Les efforts de diversification en cours
La part d’uranium enrichi russe a chuté de 67 % en 2022 à 18 % en 2025. Cette baisse significative montre que des alternatives se mettent en place progressivement. Les capacités d’enrichissement françaises augmentent, et des partenariats avec d’autres pays se renforcent.
Pour l’uranium naturel, les fournisseurs kazakh et ouzbek représentent une part majeure, même si le transit russe pose question. Des initiatives visent à contourner ces routes traditionnelles. Les autorités françaises et européennes travaillent à accroître les capacités de conversion et d’enrichissement au sein de l’OCDE, afin de réduire les vulnérabilités.
| Année | Part uranium enrichi russe (%) | Principaux autres fournisseurs |
|---|---|---|
| 2022 | 67 | Autres |
| 2025 (jan-sept) | 18 | Pays-Bas, France |
Ce tableau simplifié illustre la tendance à la baisse, même si le chemin vers l’indépendance totale reste long.
Pourquoi cette situation perdure-t-elle ?
Plusieurs facteurs expliquent cette inertie. Techniquement, la Russie détient des monopoles sur certaines étapes du cycle du combustible, rendant les substitutions complexes et coûteuses. Stratégiquement, la France défend farouchement son industrie nucléaire, pilier de sa production électrique bas carbone.

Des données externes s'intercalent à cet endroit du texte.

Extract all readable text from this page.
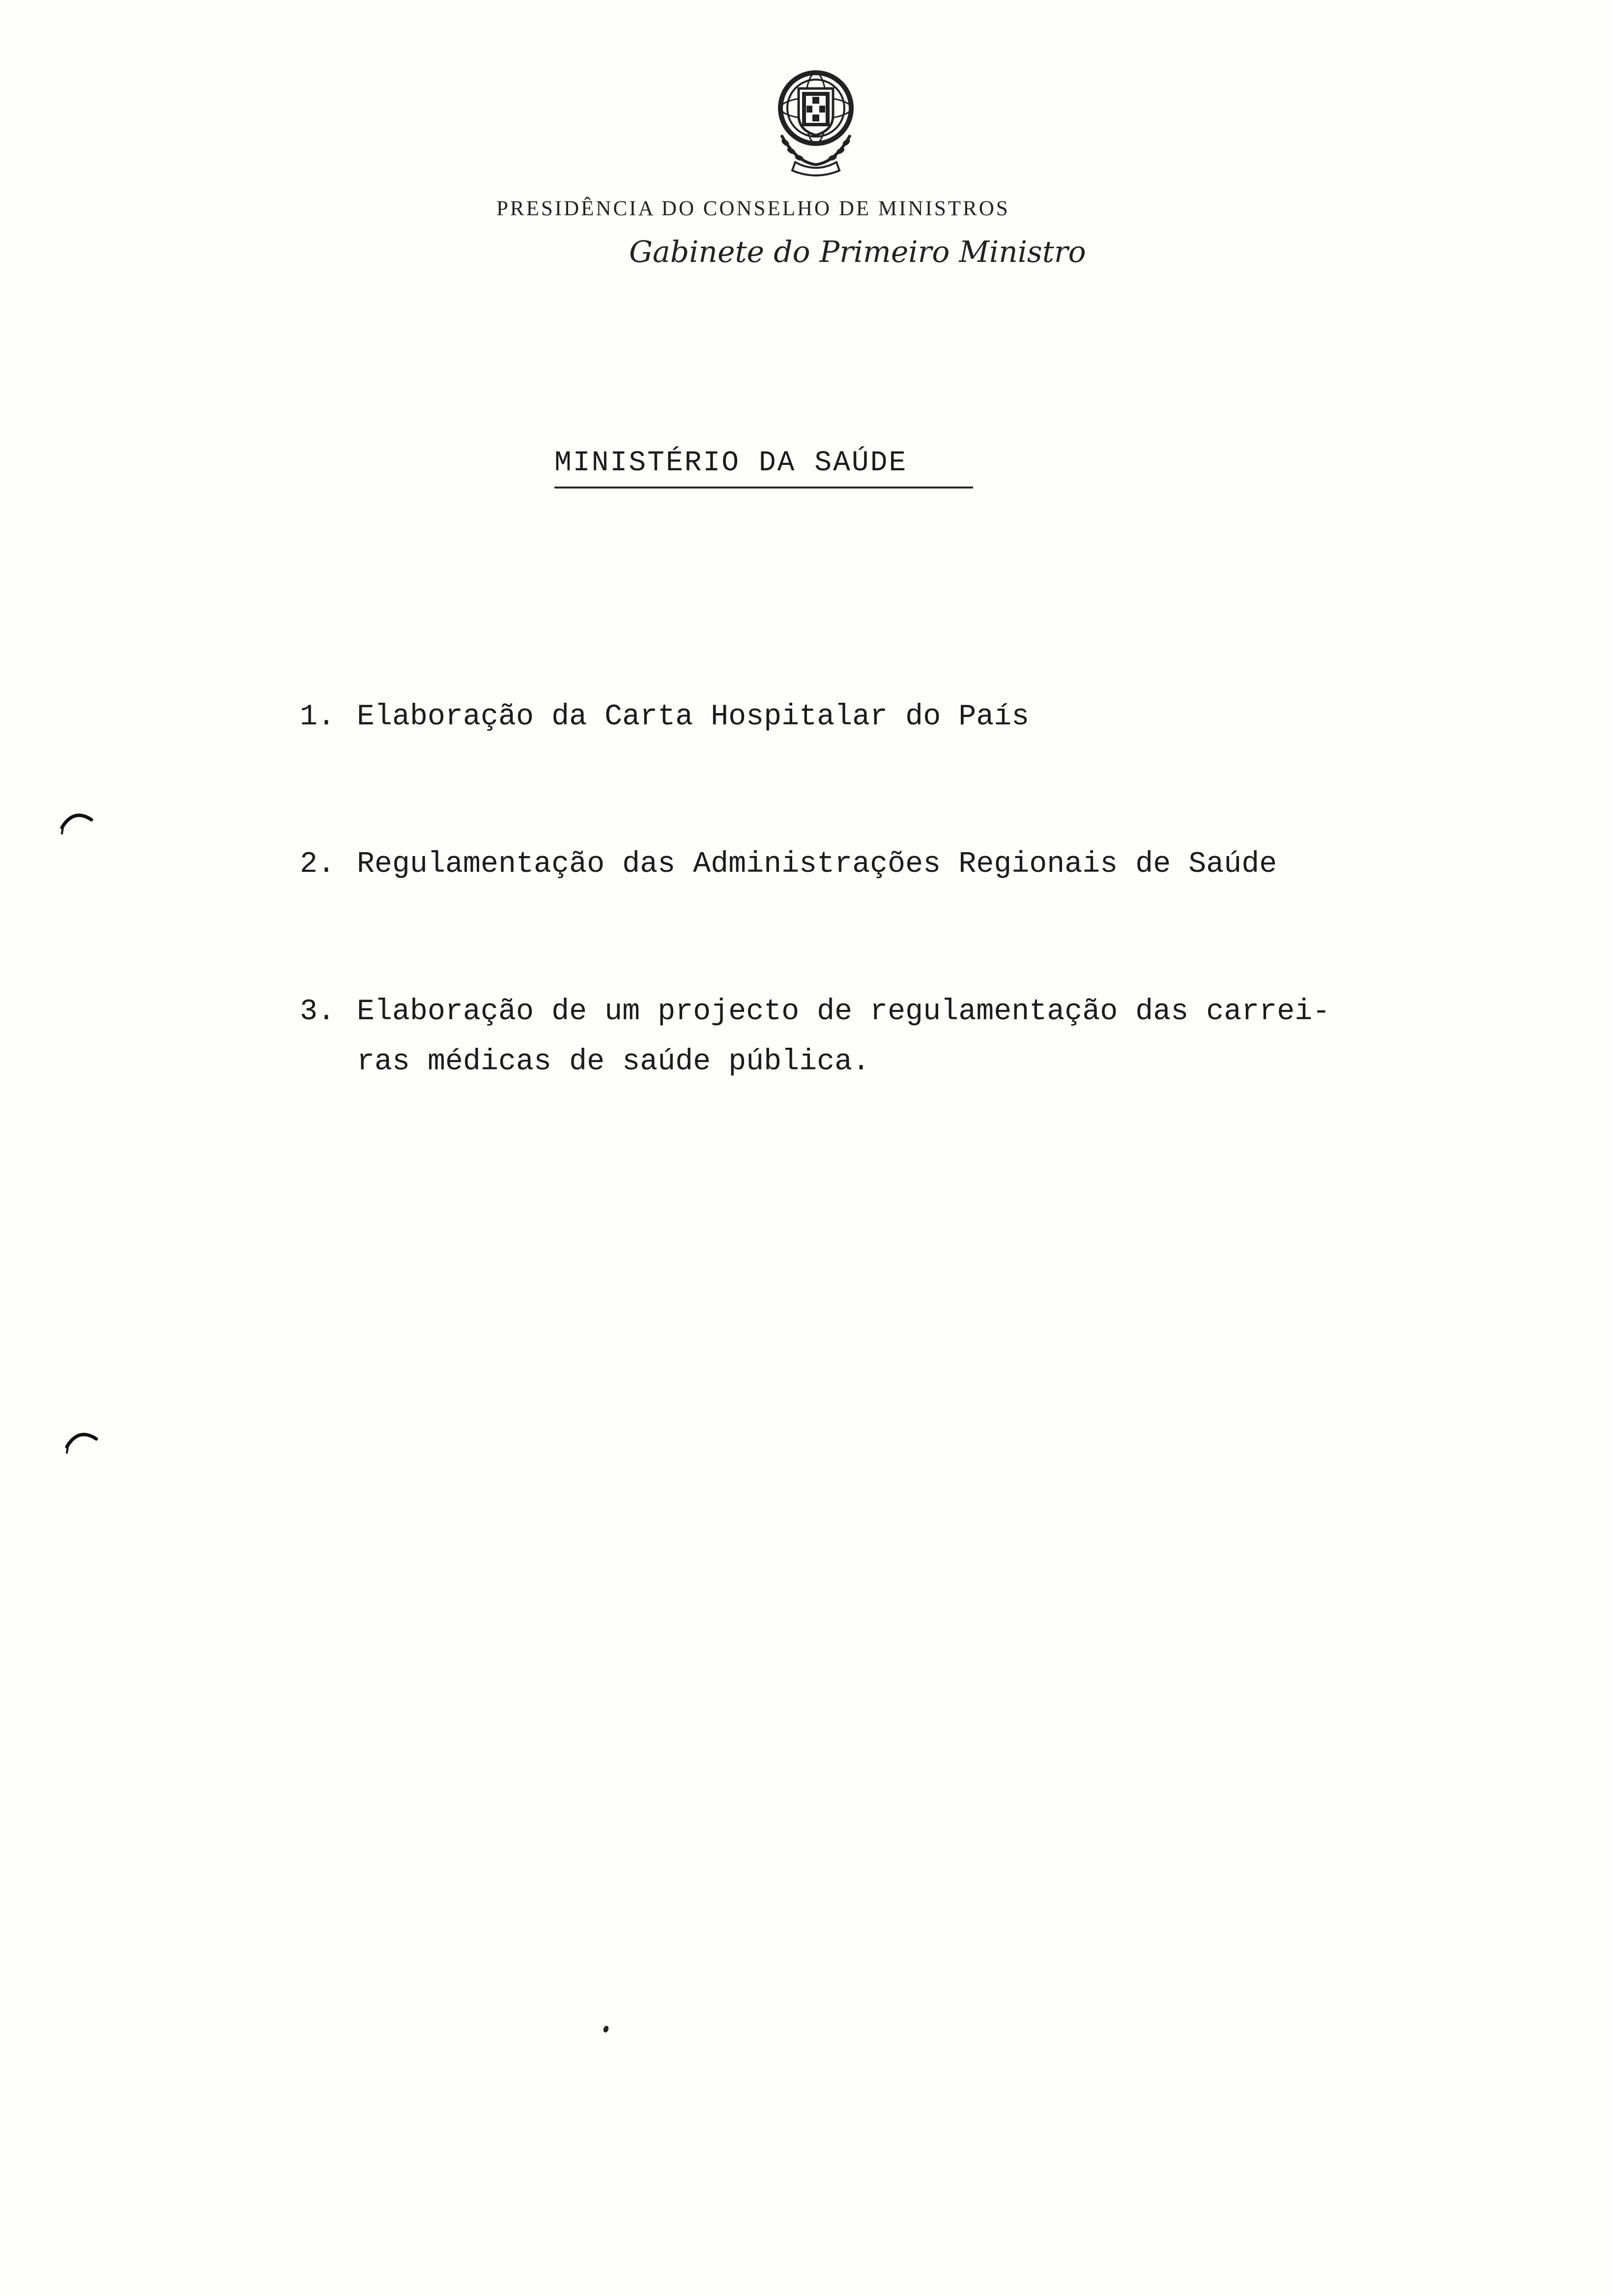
PRESIDÊNCIA DO CONSELHO DE MINISTROS
Gabinete do Primeiro Ministro
MINISTÉRIO DA SAÚDE
1. Elaboração da Carta Hospitalar do País
2. Regulamentação das Administrações Regionais de Saúde
3. Elaboração de um projecto de regulamentação das carrei-
ras médicas de saúde pública.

Économiquement, rompre brutalement les contrats exposerait à des risques d’approvisionnement et à des surcoûts importants. Politiquement, l’unanimité requise au sein de l’UE complique l’adoption de nouvelles sanctions ciblant ce secteur sensible.
Ces éléments combinés créent une forme d’impasse temporaire, que l’ONG qualifie d’insupportable au regard des principes affichés par l’Europe.

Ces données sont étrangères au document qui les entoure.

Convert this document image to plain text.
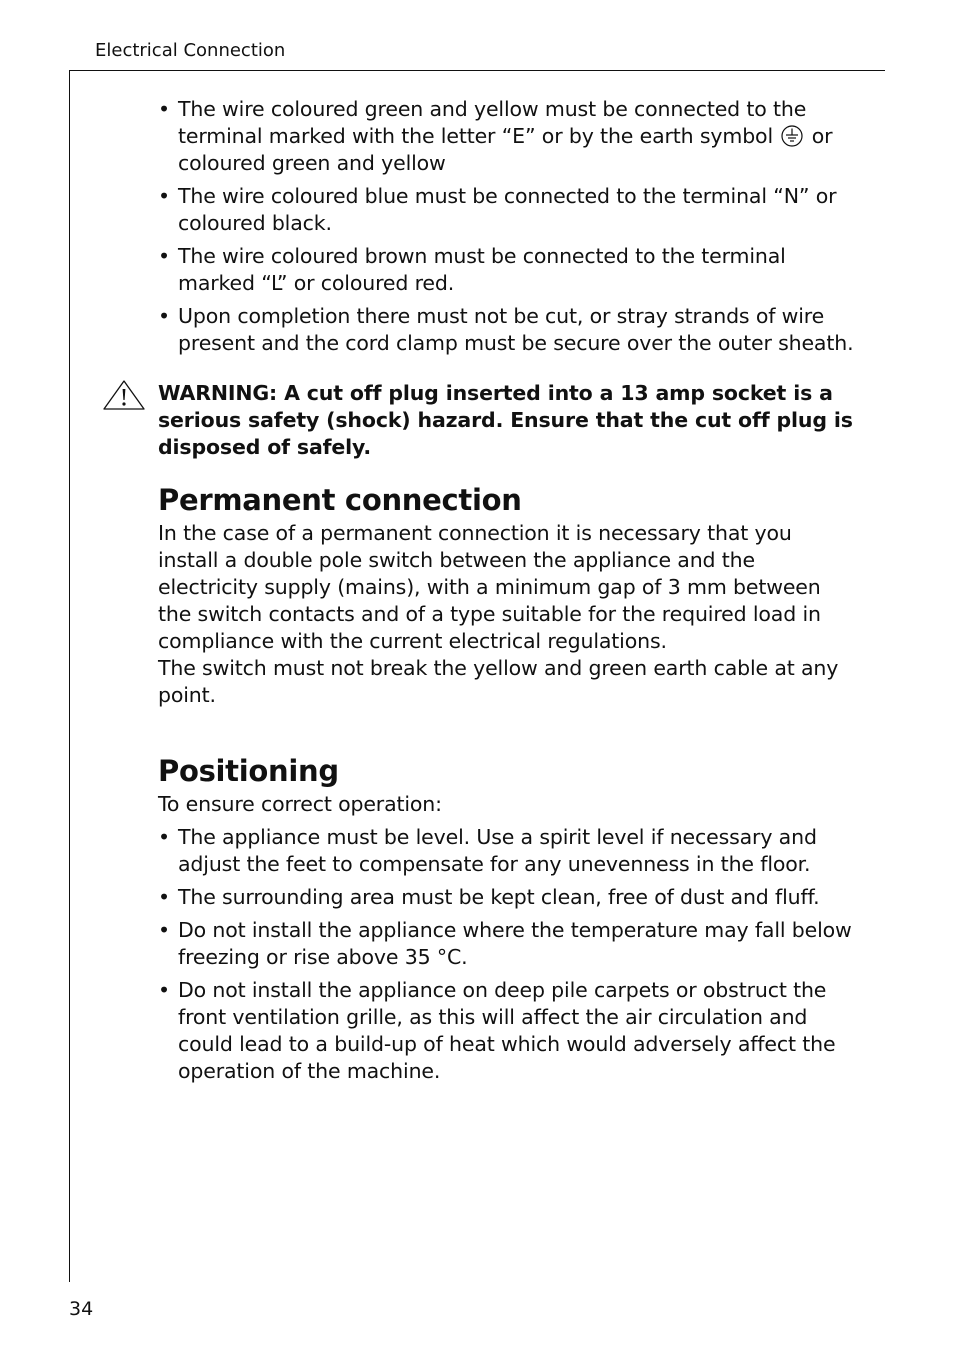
Electrical Connection
• The wire coloured green and yellow must be connected to the terminal marked with the letter “E” or by the earth symbol or coloured green and yellow
• The wire coloured blue must be connected to the terminal “N” or coloured black.
• The wire coloured brown must be connected to the terminal marked “L” or coloured red.
• Upon completion there must not be cut, or stray strands of wire present and the cord clamp must be secure over the outer sheath.

WARNING: A cut off plug inserted into a 13 amp socket is a serious safety (shock) hazard. Ensure that the cut off plug is disposed of safely.

Permanent connection

In the case of a permanent connection it is necessary that you install a double pole switch between the appliance and the electricity supply (mains), with a minimum gap of 3 mm between the switch contacts and of a type suitable for the required load in compliance with the current electrical regulations.

The switch must not break the yellow and green earth cable at any point.

Positioning

To ensure correct operation:

• The appliance must be level. Use a spirit level if necessary and adjust the feet to compensate for any unevenness in the floor.
• The surrounding area must be kept clean, free of dust and fluff.
• Do not install the appliance where the temperature may fall below freezing or rise above 35 °C.
• Do not install the appliance on deep pile carpets or obstruct the front ventilation grille, as this will affect the air circulation and could lead to a build-up of heat which would adversely affect the operation of the machine.
34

Vers une sortie progressive des liens russes ?
Les signaux envoyés par les autorités françaises et européennes indiquent une volonté de réduction progressive de la dépendance. Les investissements dans les capacités domestiques et européennes se multiplient. Des négociations avec de nouveaux fournisseurs avancent.

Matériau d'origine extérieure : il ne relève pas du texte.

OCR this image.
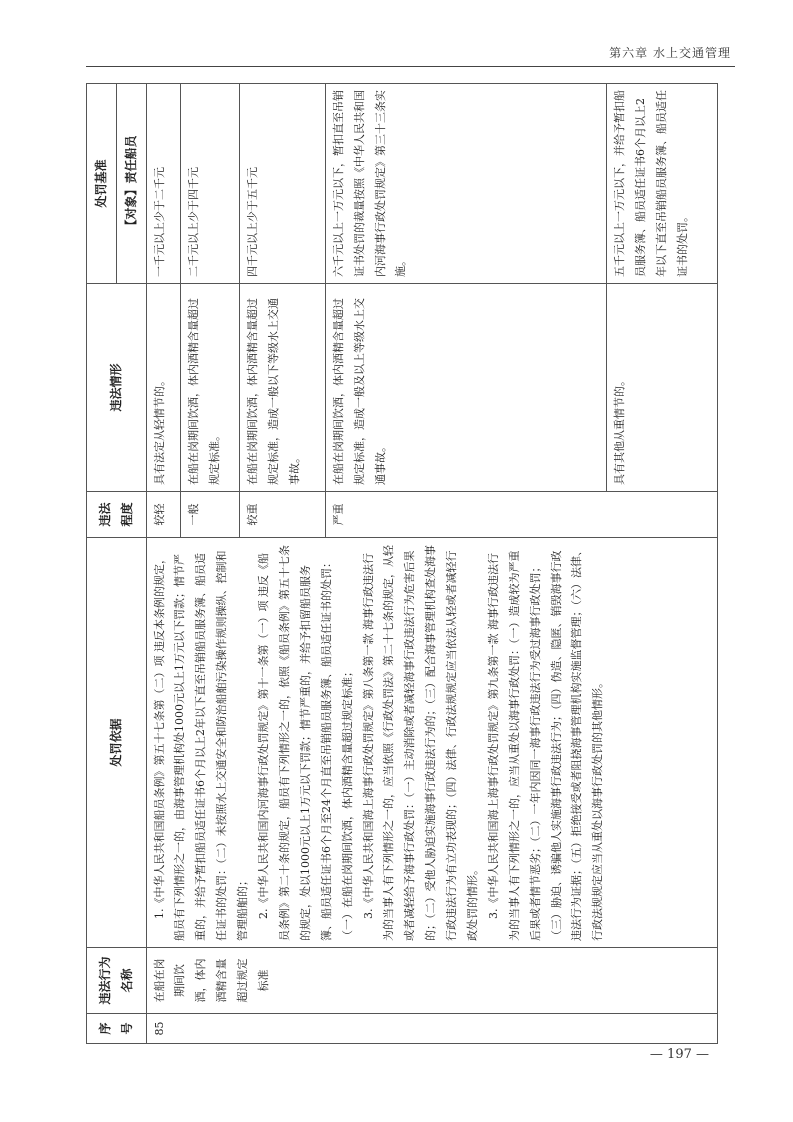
第六章 水上交通管理
序号	违法行为名称	处罚依据	违法程度	违法情形	处罚基准
					【对象】责任船员
85	在船在岗期间饮酒，体内酒精含量超过规定标准	1.《中华人民共和国船员条例》第五十七条第（二）项 违反本条例的规定，船员有下列情形之一的，由海事管理机构处1000元以上1万元以下罚款；情节严重的，并给予暂扣船员适任证书6个月以上2年以下直至吊销船员服务簿、船员适任证书的处罚：（二）未按照水上交通安全和防治船舶污染操作规则操纵、控制和管理船舶的； 2.《中华人民共和国内河海事行政处罚规定》第十一条第（一）项 违反《船员条例》第二十条的规定，船员有下列情形之一的，依照《船员条例》第五十七条的规定，处以1000元以上1万元以下罚款；情节严重的，并给予扣留船员服务簿、船员适任证书6个月至24个月直至吊销船员服务簿、船员适任证书的处罚：（一）在船在岗期间饮酒，体内酒精含量超过规定标准； 3.《中华人民共和国海上海事行政处罚规定》第八条第一款 海事行政违法行为的当事人有下列情形之一的，应当依照《行政处罚法》第二十七条的规定，从轻或者减轻给予海事行政处罚：（一）主动消除或者减轻海事行政违法行为危害后果的；（二）受他人胁迫实施海事行政违法行为的；（三）配合海事管理机构查处海事行政违法行为有立功表现的；（四）法律、行政法规规定应当依法从轻或者减轻行政处罚的情形。 3.《中华人民共和国海上海事行政处罚规定》第九条第一款 海事行政违法行为的当事人有下列情形之一的，应当从重处以海事行政处罚：（一）造成较为严重后果或者情节恶劣；（二）一年内因同一海事行政违法行为受过海事行政处罚；（三）胁迫、诱骗他人实施海事行政违法行为；（四）伪造、隐匿、销毁海事行政违法行为证据；（五）拒绝接受或者阻挠海事管理机构实施监督管理；（六）法律、行政法规规定应当从重处以海事行政处罚的其他情形。	较轻	具有法定从轻情节的。	一千元以上少于二千元
			一般	在船在岗期间饮酒，体内酒精含量超过规定标准。	二千元以上少于四千元
			较重	在船在岗期间饮酒，体内酒精含量超过规定标准，造成一般以下等级水上交通事故。	四千元以上少于五千元
			严重	在船在岗期间饮酒，体内酒精含量超过规定标准，造成一般及以上等级水上交通事故。	六千元以上一万元以下，暂扣直至吊销证书处罚的裁量按照《中华人民共和国内河海事行政处罚规定》第三十三条实施。
				具有其他从重情节的。	五千元以上一万元以下，并给予暂扣船员服务簿、船员适任证书6个月以上2年以下直至吊销船员服务簿、船员适任证书的处罚。
— 197 —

Cependant, la transition demande du temps. Les contrats existants courent sur plusieurs années, et les infrastructures alternatives nécessitent des années de développement. La question est de savoir si ce délai est acceptable au vu de l’urgence géopolitique.
L’appel lancé pour des sanctions contre l’entreprise russe vise à accélérer ce processus et à aligner les actes sur les discours. Il reste à voir si les États membres parviendront à un consensus sur ce dossier épineux.
Un enjeu plus large pour l’avenir énergétique européen
Au-delà du cas franco-russe, cette affaire interroge l’ensemble de la stratégie énergétique de l’Union. La quête d’indépendance vis-à-vis des énergies fossiles russes s’accompagne de défis similaires dans le nucléaire civil. Elle met en lumière les limites des sanctions quand elles touchent des secteurs stratégiques interconnectés.
Elle souligne aussi l’importance de la diversification des sources et des fournisseurs pour renforcer la résilience. Les efforts actuels de relocalisation et de développement de capacités européennes pourraient porter leurs fruits à moyen terme, mais exigent une coordination renforcée.
En conclusion, ce commerce persistant constitue un symbole fort des contradictions européennes face à la guerre en Ukraine. Il appelle à une réflexion profonde sur la cohérence entre objectifs climatiques, sécurité énergétique et principes géopolitiques. L’avenir dira si l’Europe saura trancher ce nœud gordien sans compromettre sa stabilité électrique ni ses engagements internationaux.
Ce dossier sensible continuera d’alimenter les débats, alors que la pression monte pour une rupture nette avec les acteurs russes dans tous les domaines énergétiques. La balle est désormais dans le camp des décideurs politiques.
Points clés à retenir
Le nucléaire civil russe reste exempté de sanctions malgré la guerre.
La France importe encore 18 % d’uranium enrichi russe en 2025.
Des transits via la Russie concernent l’uranium kazakh et ouzbek.
Des efforts de diversification sont en cours mais progressifs.
L’appel à sanctionner Rosatom gagne en intensité.
Avec plus de 3200 mots, cet article explore en profondeur les tenants et aboutissants d’une question qui touche à la fois à l’énergie, à la géopolitique et à l’éthique internationale.